Framingham risk scores may be better than a dementia risk score for assessing individuals’ risk of cognitive decline and targeting modifiable risk factors, according to research published in the April 2 Neurology. Researchers examined data for participants in the Whitehall II longitudinal cohort study. Subjects’ mean age at baseline was 55.6. The investigators compared the Framingham general cardiovascular disease risk score and the Framingham stroke risk score with the Cardiovascular Risk Factors, Aging, and Dementia risk score. Patients underwent cognitive tests of reasoning, memory, verbal fluency, vocabulary, and global cognition three times over 10 years. Compared with the dementia risk score, cardiovascular and stroke risk scores showed slightly stronger associations with 10-year cognitive decline. The differences were statistically significant for semantic fluency and global cognitive scores.

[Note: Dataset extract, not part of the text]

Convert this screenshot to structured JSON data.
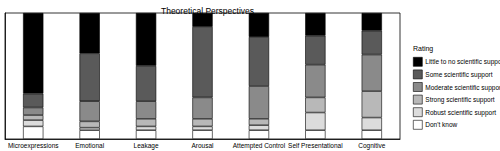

Children born to women who used valproate during pregnancy may have a significantly increased risk of autism spectrum disorder and childhood autism, according to research published in the April 24 JAMA. Investigators used national registers to identify Danish children exposed to valproate during pregnancy and diagnosed with autism spectrum disorders. The researchers analyzed the risks associated with all autism spectrum disorders, as well as childhood autism, and adjusted for potential confounders. The estimated absolute risk after 14 years of follow-up was 1.53% for autism spectrum disorder and 0.48% for childhood autism. The 508 children exposed to valproate had an absolute risk of 4.42% for autism spectrum disorder and an absolute risk of 2.50% for childhood autism. Results changed slightly after considering only the children born to women with epilepsy.
The antisense oligonucleotide ISIS 333611 is a safe treatment for amyotrophic lateral sclerosis (ALS), according to a trial published online ahead of print March 29 in Lancet Neurology. Investigators studied 32 patients with SOD1-positive ALS in a randomized, placebo-controlled, phase I trial. The researchers delivered the drug by intrathecal infusion using an external pump over 11.5 hours at increasing doses (0.15 mg, 0.50 mg, 1.50 mg, and 3.00 mg). Approximately 88% of patients in the placebo group had adverse events, compared with 83% in the active group. The most common events were post-lumbar puncture syndrome, back pain, and nausea. The investigators found no dose-limiting toxic effects or safety or tolerability concerns related to ISIS 333611. No serious adverse events occurred in patients given ISIS 333611.